Op 10 januari 2025 heeft de Rechtbank Rotterdam een mondelinge uitspraak gedaan over een zorgmachtiging voor een betrokkene die lijdt aan een psychotische stoornis. De officier van justitie had op 24 december 2024 een verzoek ingediend voor een zorgmachtiging, in aansluiting op een eerder verleende crisismaatregel. De mondelinge behandeling vond plaats bij GGZ Delfland, waar de betrokkene, zijn advocaat en enkele zorgverleners aanwezig waren. De officier van justitie was niet aanwezig, omdat hij geen nadere toelichting nodig achtte.
De rechtbank heeft vastgesteld dat de betrokkene lijdt aan een psychische stoornis, wat leidt tot ernstig nadeel voor hemzelf en mogelijk voor anderen. De betrokkene heeft een geschiedenis van wantrouwen en heeft contact gezocht met hulpdiensten, wat leidde tot de conclusie dat hij zorg nodig heeft. De rechtbank oordeelde dat er geen mogelijkheden voor vrijwillige zorg zijn en dat verplichte zorg noodzakelijk is.
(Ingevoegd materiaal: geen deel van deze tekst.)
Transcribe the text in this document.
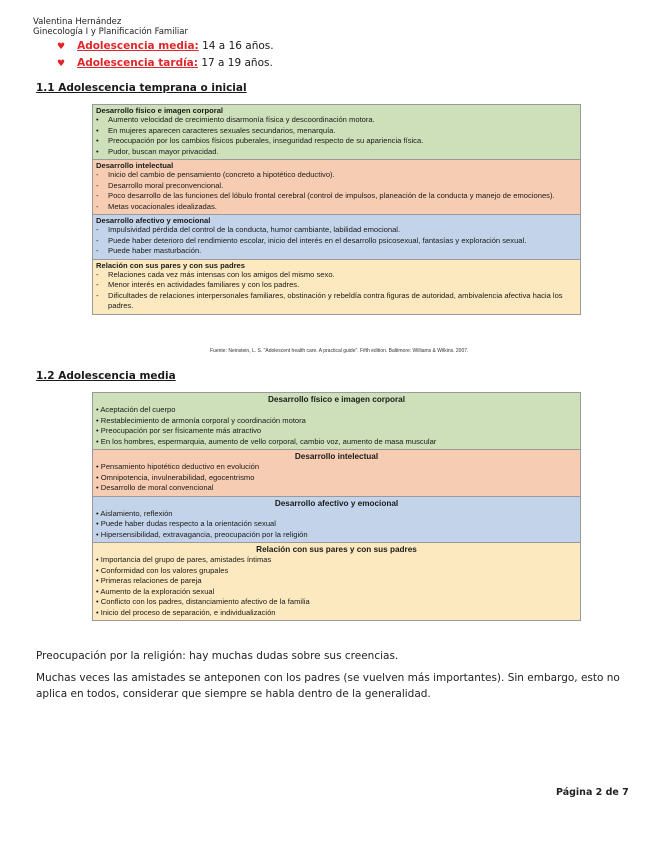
Valentina Hernández
Ginecología I y Planificación Familiar
♥ Adolescencia media: 14 a 16 años.
♥ Adolescencia tardía: 17 a 19 años.
1.1 Adolescencia temprana o inicial
Desarrollo físico e imagen corporal
•	Aumento velocidad de crecimiento disarmonía física y descoordinación motora.
•	En mujeres aparecen caracteres sexuales secundarios, menarquía.
•	Preocupación por los cambios físicos puberales, inseguridad respecto de su apariencia física.
•	Pudor, buscan mayor privacidad.
Desarrollo intelectual
-	Inicio del cambio de pensamiento (concreto a hipotético deductivo).
-	Desarrollo moral preconvencional.
-	Poco desarrollo de las funciones del lóbulo frontal cerebral (control de impulsos, planeación de la conducta y manejo de emociones).
-	Metas vocacionales idealizadas.
Desarrollo afectivo y emocional
-	Impulsividad pérdida del control de la conducta, humor cambiante, labilidad emocional.
-	Puede haber deterioro del rendimiento escolar, inicio del interés en el desarrollo psicosexual, fantasías y exploración sexual.
-	Puede haber masturbación.
Relación con sus pares y con sus padres
-	Relaciones cada vez más intensas con los amigos del mismo sexo.
-	Menor interés en actividades familiares y con los padres.
-	Dificultades de relaciones interpersonales familiares, obstinación y rebeldía contra figuras de autoridad, ambivalencia afectiva hacia los padres.
Fuente: Neinstein, L. S. "Adolescent health care. A practical guide". Fifth edition. Baltimore: Williams & Wilkins. 2007.
1.2 Adolescencia media
Desarrollo físico e imagen corporal
• Aceptación del cuerpo
• Restablecimiento de armonía corporal y coordinación motora
• Preocupación por ser físicamente más atractivo
• En los hombres, espermarquia, aumento de vello corporal, cambio voz, aumento de masa muscular
Desarrollo intelectual
• Pensamiento hipotético deductivo en evolución
• Omnipotencia, invulnerabilidad, egocentrismo
• Desarrollo de moral convencional
Desarrollo afectivo y emocional
• Aislamiento, reflexión
• Puede haber dudas respecto a la orientación sexual
• Hipersensibilidad, extravagancia, preocupación por la religión
Relación con sus pares y con sus padres
• Importancia del grupo de pares, amistades íntimas
• Conformidad con los valores grupales
• Primeras relaciones de pareja
• Aumento de la exploración sexual
• Conflicto con los padres, distanciamiento afectivo de la familia
• Inicio del proceso de separación, e individualización
Preocupación por la religión: hay muchas dudas sobre sus creencias.
Muchas veces las amistades se anteponen con los padres (se vuelven más importantes). Sin embargo, esto no aplica en todos, considerar que siempre se habla dentro de la generalidad.
Página 2 de 7
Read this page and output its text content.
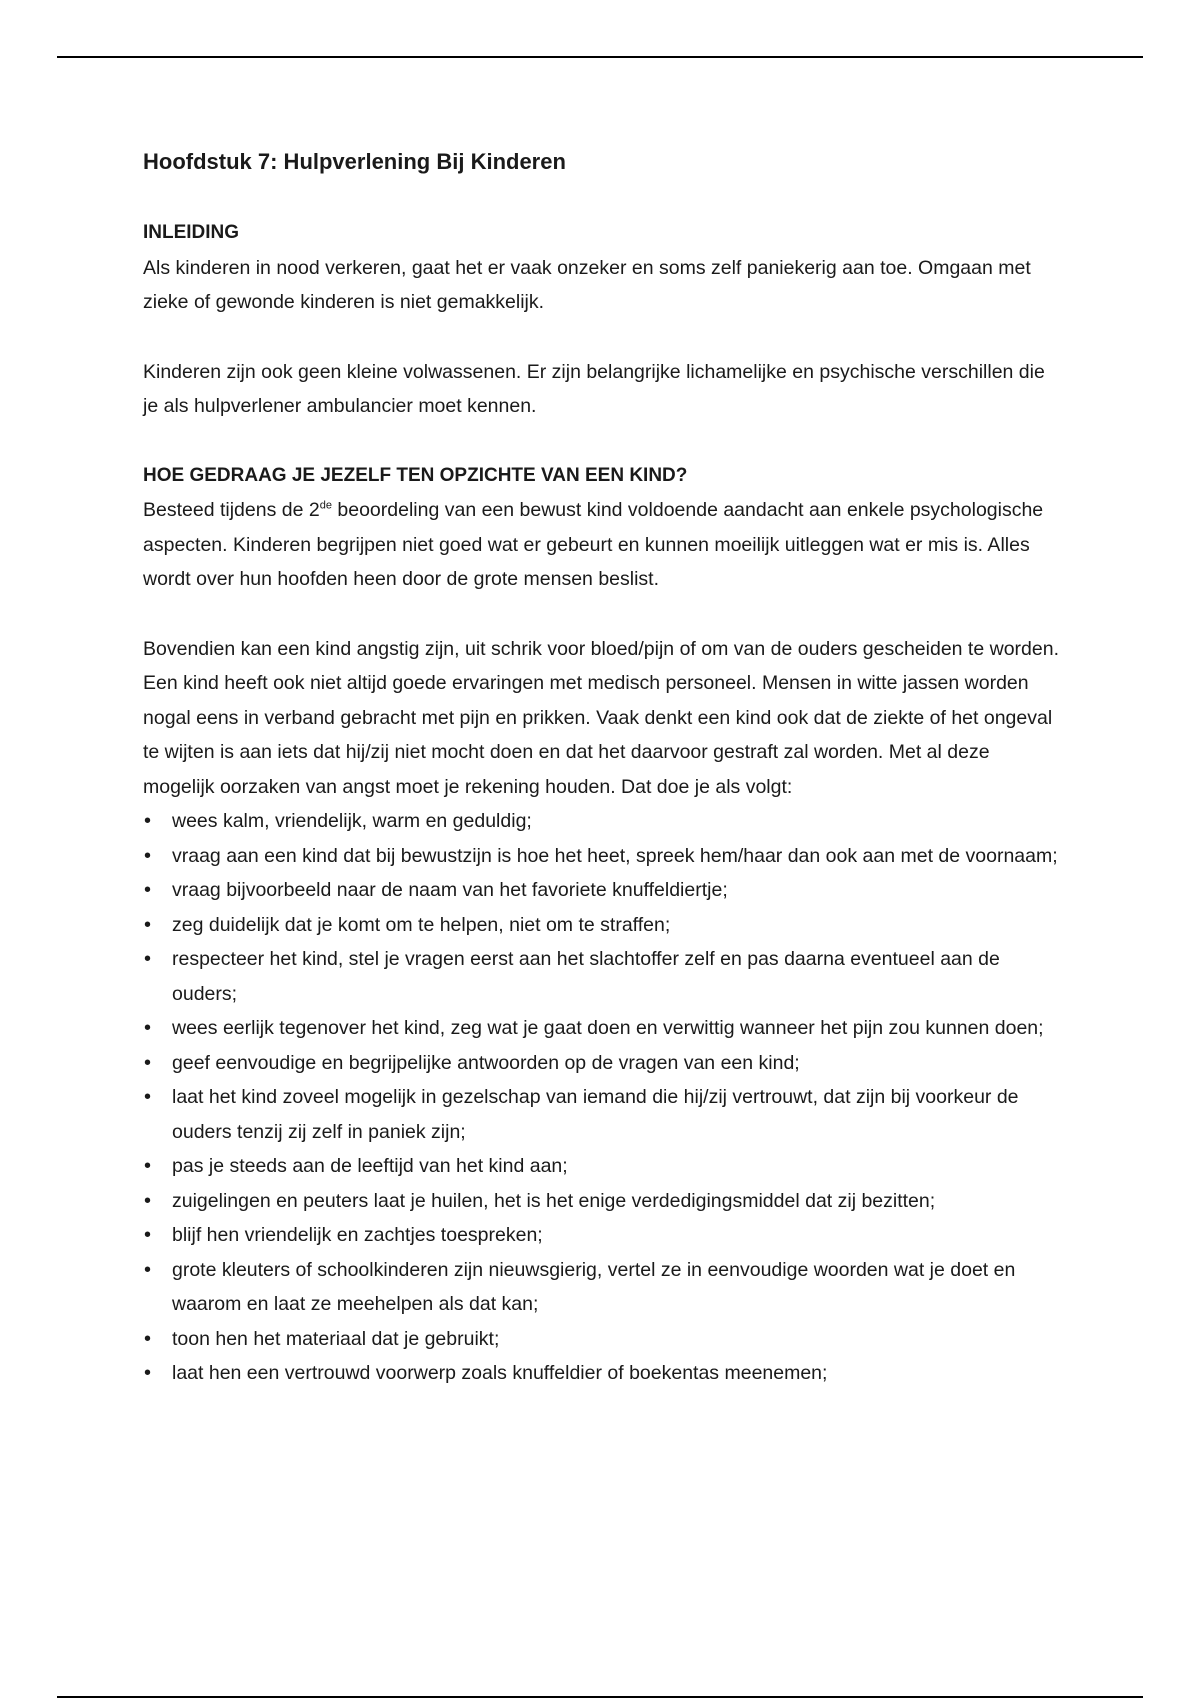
Hoofdstuk 7: Hulpverlening Bij Kinderen
INLEIDING

Als kinderen in nood verkeren, gaat het er vaak onzeker en soms zelf paniekerig aan toe. Omgaan met zieke of gewonde kinderen is niet gemakkelijk.

Kinderen zijn ook geen kleine volwassenen. Er zijn belangrijke lichamelijke en psychische verschillen die je als hulpverlener ambulancier moet kennen.

HOE GEDRAAG JE JEZELF TEN OPZICHTE VAN EEN KIND?

Besteed tijdens de 2de beoordeling van een bewust kind voldoende aandacht aan enkele psychologische aspecten. Kinderen begrijpen niet goed wat er gebeurt en kunnen moeilijk uitleggen wat er mis is. Alles wordt over hun hoofden heen door de grote mensen beslist.

Bovendien kan een kind angstig zijn, uit schrik voor bloed/pijn of om van de ouders gescheiden te worden. Een kind heeft ook niet altijd goede ervaringen met medisch personeel. Mensen in witte jassen worden nogal eens in verband gebracht met pijn en prikken. Vaak denkt een kind ook dat de ziekte of het ongeval te wijten is aan iets dat hij/zij niet mocht doen en dat het daarvoor gestraft zal worden. Met al deze mogelijk oorzaken van angst moet je rekening houden. Dat doe je als volgt:

• wees kalm, vriendelijk, warm en geduldig;
• vraag aan een kind dat bij bewustzijn is hoe het heet, spreek hem/haar dan ook aan met de voornaam;
• vraag bijvoorbeeld naar de naam van het favoriete knuffeldiertje;
• zeg duidelijk dat je komt om te helpen, niet om te straffen;
• respecteer het kind, stel je vragen eerst aan het slachtoffer zelf en pas daarna eventueel aan de ouders;
• wees eerlijk tegenover het kind, zeg wat je gaat doen en verwittig wanneer het pijn zou kunnen doen;
• geef eenvoudige en begrijpelijke antwoorden op de vragen van een kind;
• laat het kind zoveel mogelijk in gezelschap van iemand die hij/zij vertrouwt, dat zijn bij voorkeur de ouders tenzij zij zelf in paniek zijn;
• pas je steeds aan de leeftijd van het kind aan;
• zuigelingen en peuters laat je huilen, het is het enige verdedigingsmiddel dat zij bezitten;
• blijf hen vriendelijk en zachtjes toespreken;
• grote kleuters of schoolkinderen zijn nieuwsgierig, vertel ze in eenvoudige woorden wat je doet en waarom en laat ze meehelpen als dat kan;
• toon hen het materiaal dat je gebruikt;
• laat hen een vertrouwd voorwerp zoals knuffeldier of boekentas meenemen;
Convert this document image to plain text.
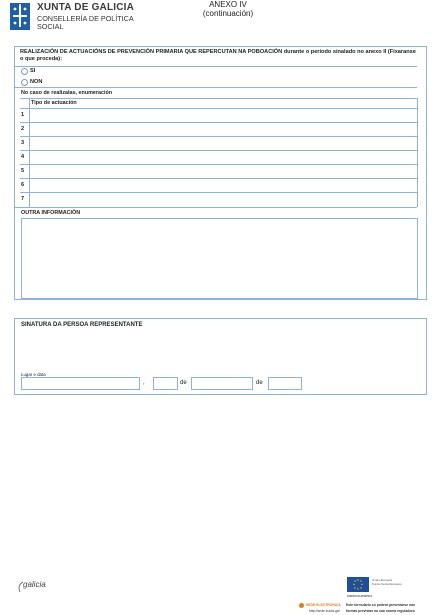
XUNTA DE GALICIA
CONSELLERÍA DE POLÍTICA
SOCIAL
ANEXO IV
(continuación)
REALIZACIÓN DE ACTUACIÓNS DE PREVENCIÓN PRIMARIA QUE REPERCUTAN NA POBOACIÓN durante o período sinalado no anexo II (Fíxaranse o que proceda):
SI
NON
No caso de realizalas, enumeración
Tipo de actuación
1
2
3
4
5
6
7
OUTRA INFORMACIÓN
SINATURA DA PERSOA REPRESENTANTE
Lugar e data
,	de	de
galicia	Unión Europea
Fondo Social Europeo
UNIÓN EUROPEA
SEDE ELECTRÓNICA Este formulario só poderá presentarse nas
http://sede.xunta.gal formas previstas na súa norma reguladora
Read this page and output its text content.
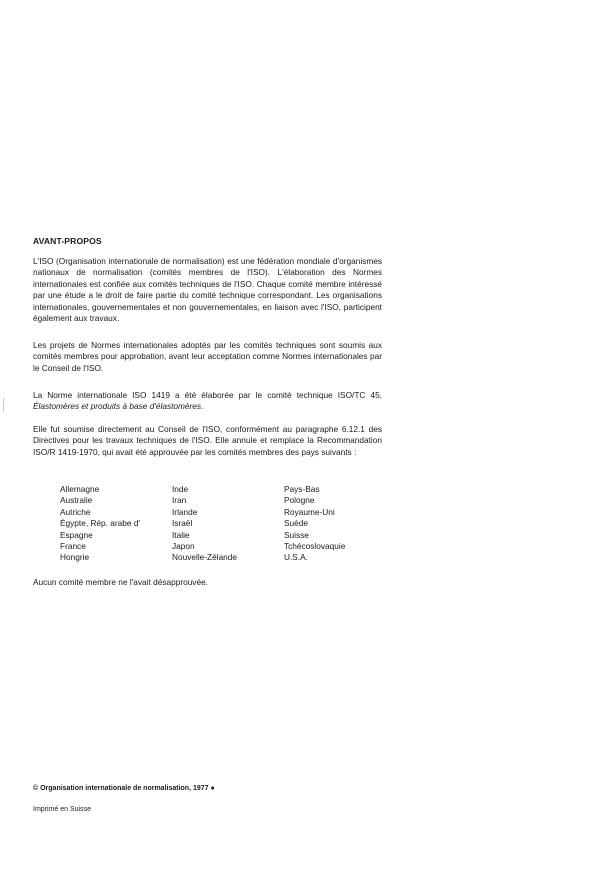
AVANT-PROPOS

L'ISO (Organisation internationale de normalisation) est une fédération mondiale d'organismes nationaux de normalisation (comités membres de l'ISO). L'élaboration des Normes internationales est confiée aux comités techniques de l'ISO. Chaque comité membre intéressé par une étude a le droit de faire partie du comité technique correspondant. Les organisations internationales, gouvernementales et non gouvernementales, en liaison avec l'ISO, participent également aux travaux.

Les projets de Normes internationales adoptés par les comités techniques sont soumis aux comités membres pour approbation, avant leur acceptation comme Normes internationales par le Conseil de l'ISO.

La Norme internationale ISO 1419 a été élaborée par le comité technique ISO/TC 45, Élastomères et produits à base d'élastomères.

Elle fut soumise directement au Conseil de l'ISO, conformément au paragraphe 6.12.1 des Directives pour les travaux techniques de l'ISO. Elle annule et remplace la Recommandation ISO/R 1419-1970, qui avait été approuvée par les comités membres des pays suivants :

Allemagne
Australie
Autriche
Égypte, Rép. arabe d'
Espagne
France
Hongrie
Inde
Iran
Irlande
Israël
Italie
Japon
Nouvelle-Zélande
Pays-Bas
Pologne
Royaume-Uni
Suède
Suisse
Tchécoslovaquie
U.S.A.
Aucun comité membre ne l'avait désapprouvée.
© Organisation internationale de normalisation, 1977 ●
Imprimé en Suisse
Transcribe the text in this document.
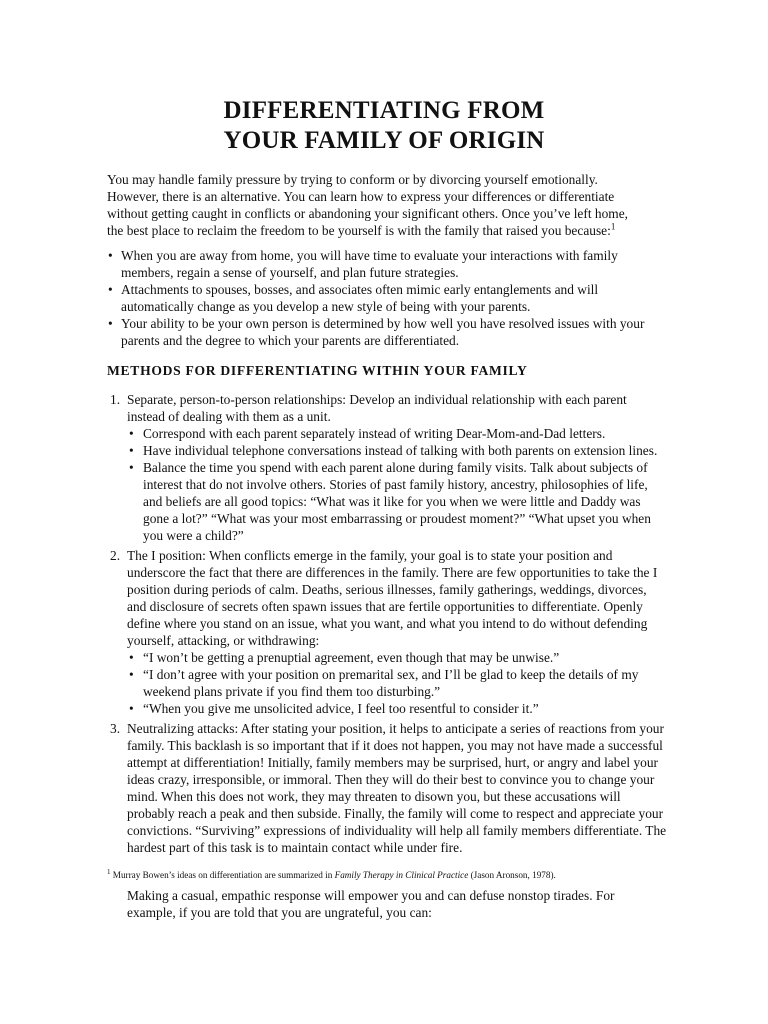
DIFFERENTIATING FROM
YOUR FAMILY OF ORIGIN

You may handle family pressure by trying to conform or by divorcing yourself emotionally. However, there is an alternative. You can learn how to express your differences or differentiate without getting caught in conflicts or abandoning your significant others. Once you’ve left home, the best place to reclaim the freedom to be yourself is with the family that raised you because:$^1$

• When you are away from home, you will have time to evaluate your interactions with family members, regain a sense of yourself, and plan future strategies.
• Attachments to spouses, bosses, and associates often mimic early entanglements and will automatically change as you develop a new style of being with your parents.
• Your ability to be your own person is determined by how well you have resolved issues with your parents and the degree to which your parents are differentiated.
METHODS FOR DIFFERENTIATING WITHIN YOUR FAMILY
1. Separate, person-to-person relationships: Develop an individual relationship with each parent instead of dealing with them as a unit.
• Correspond with each parent separately instead of writing Dear-Mom-and-Dad letters.
• Have individual telephone conversations instead of talking with both parents on extension lines.
• Balance the time you spend with each parent alone during family visits. Talk about subjects of interest that do not involve others. Stories of past family history, ancestry, philosophies of life, and beliefs are all good topics: “What was it like for you when we were little and Daddy was gone a lot?” “What was your most embarrassing or proudest moment?” “What upset you when you were a child?”
2. The I position: When conflicts emerge in the family, your goal is to state your position and underscore the fact that there are differences in the family. There are few opportunities to take the I position during periods of calm. Deaths, serious illnesses, family gatherings, weddings, divorces, and disclosure of secrets often spawn issues that are fertile opportunities to differentiate. Openly define where you stand on an issue, what you want, and what you intend to do without defending yourself, attacking, or withdrawing:
• “I won’t be getting a prenuptial agreement, even though that may be unwise.”
• “I don’t agree with your position on premarital sex, and I’ll be glad to keep the details of my weekend plans private if you find them too disturbing.”
• “When you give me unsolicited advice, I feel too resentful to consider it.”
3. Neutralizing attacks: After stating your position, it helps to anticipate a series of reactions from your family. This backlash is so important that if it does not happen, you may not have made a successful attempt at differentiation! Initially, family members may be surprised, hurt, or angry and label your ideas crazy, irresponsible, or immoral. Then they will do their best to convince you to change your mind. When this does not work, they may threaten to disown you, but these accusations will probably reach a peak and then subside. Finally, the family will come to respect and appreciate your convictions. “Surviving” expressions of individuality will help all family members differentiate. The hardest part of this task is to maintain contact while under fire.
$^1$ Murray Bowen’s ideas on differentiation are summarized in Family Therapy in Clinical Practice (Jason Aronson, 1978).

Making a casual, empathic response will empower you and can defuse nonstop tirades. For example, if you are told that you are ungrateful, you can:
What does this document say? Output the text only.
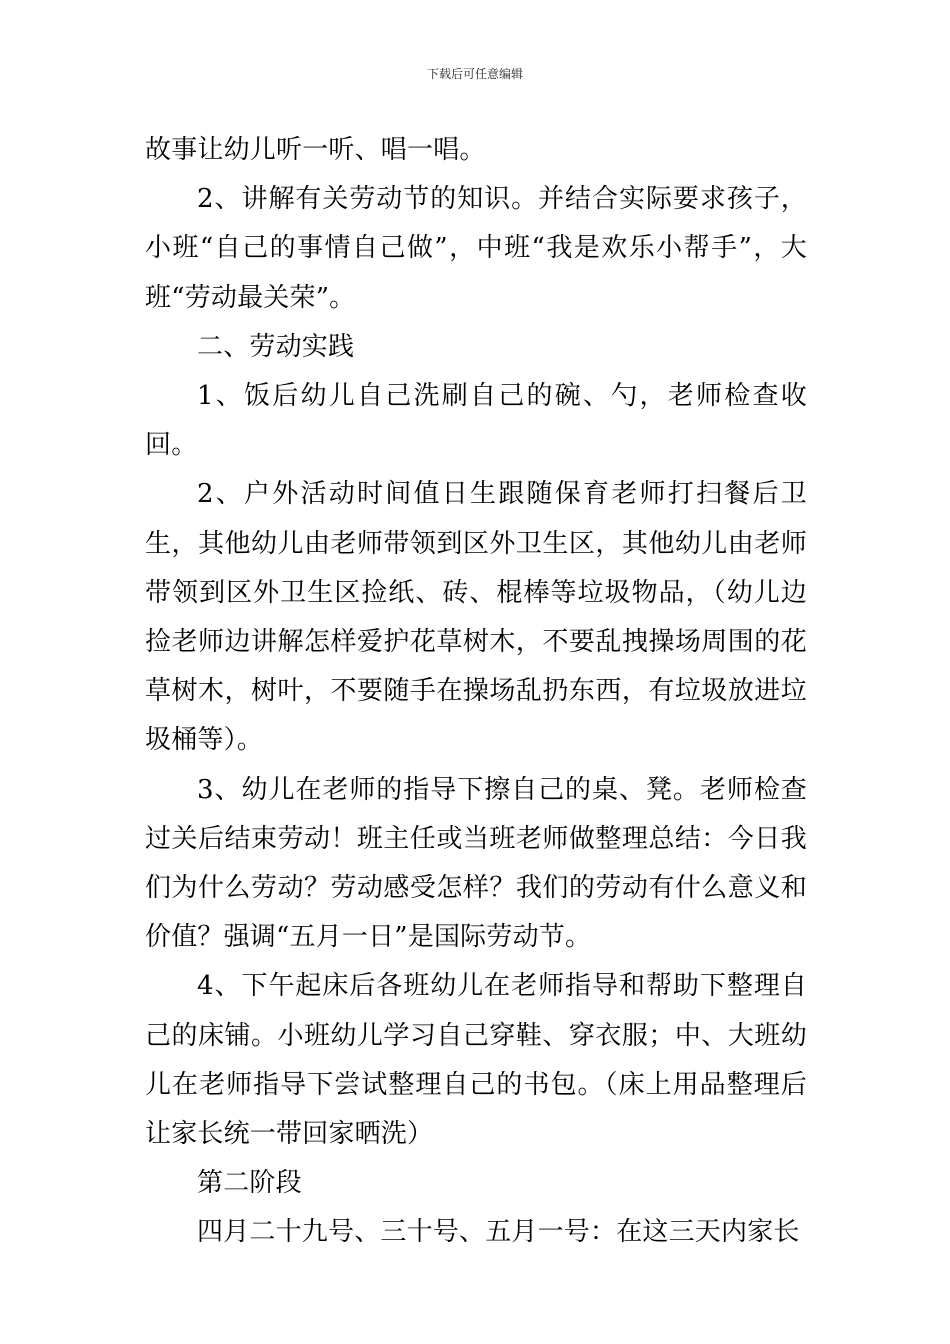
下载后可任意编辑

故事让幼儿听一听、唱一唱。

2、讲解有关劳动节的知识。并结合实际要求孩子，小班“自己的事情自己做”，中班“我是欢乐小帮手”，大班“劳动最关荣”。

二、劳动实践

1、饭后幼儿自己洗刷自己的碗、勺，老师检查收回。

2、户外活动时间值日生跟随保育老师打扫餐后卫生，其他幼儿由老师带领到区外卫生区，其他幼儿由老师带领到区外卫生区捡纸、砖、棍棒等垃圾物品，（幼儿边捡老师边讲解怎样爱护花草树木，不要乱拽操场周围的花草树木，树叶，不要随手在操场乱扔东西，有垃圾放进垃圾桶等）。

3、幼儿在老师的指导下擦自己的桌、凳。老师检查过关后结束劳动！班主任或当班老师做整理总结：今日我们为什么劳动？劳动感受怎样？我们的劳动有什么意义和价值？强调“五月一日”是国际劳动节。

4、下午起床后各班幼儿在老师指导和帮助下整理自己的床铺。小班幼儿学习自己穿鞋、穿衣服；中、大班幼儿在老师指导下尝试整理自己的书包。（床上用品整理后让家长统一带回家晒洗）

第二阶段

四月二十九号、三十号、五月一号：在这三天内家长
De rechtbank heeft de betrokkene de kans gegeven om ambulant behandeld te worden, maar als hij zich verzet tegen de behandeling, kan opname noodzakelijk zijn.
De rechtbank heeft de zorgmachtiging verleend voor een periode van zes maanden, met ingang van de uitspraak. De rechtbank heeft ook de specifieke vormen van verplichte zorg vastgesteld die nodig zijn om het ernstig nadeel af te wenden. De uitspraak is op 10 januari 2025 gedaan door rechter P.R. de Geus en is op 20 januari 2025 schriftelijk uitgewerkt.